LePage’s administration did not participate in the planning process, and while Mills has sent representatives to the TCI’s meetings, she has not formally signed on. Her administration did not respond to requests for interviews with officials such as the governor’s energy director or Hannah Pingree, leader of the governor’s new Climate Council.

In a brief email statement, spokeswoman Lindsay Crete said Maine would continue to monitor the effort. She added that “the challenges of climate and transportation issues for rural states like Maine are unique, and the state will be appropriately cautious when considering these issues”.

Environmental advocates are hopeful Mills will bring Maine on board. Phelps Turner, a transportation specialist at the Conservation Law Foundation, notes that the draft agreement emphasizes assistance for low-income residents.

“In fact, we see the transportation climate initiatives as an opportunity for Maine to take a lead on reducing emissions for transportation in rural states in particular and demonstrate how rural states can cut emissions while providing benefits across the state,” he says.

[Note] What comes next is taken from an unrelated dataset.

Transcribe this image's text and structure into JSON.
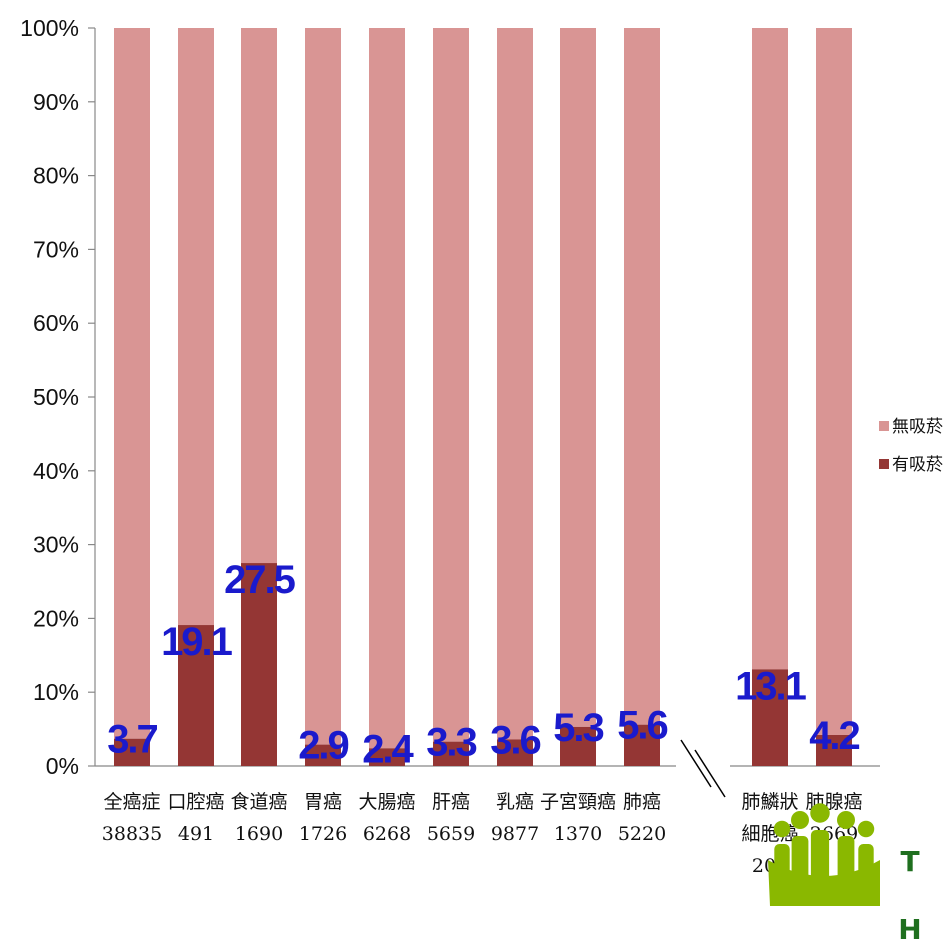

The more states that do participate, Turner adds, the more effective the program will be. But already, New Hampshire Gov. John Sununu has announced that his state will not sign on. That raises the prospects that if neighboring states such as Maine do sign on, their residents could be driving over to the Granite State not just to buy liquor but to gas up as well.

After a public comment period, the TCI group aims to produce a final memorandum of agreement to be considered by the states this spring.

Correction: The nonprofit Maine People Before Politics is not a political action committee.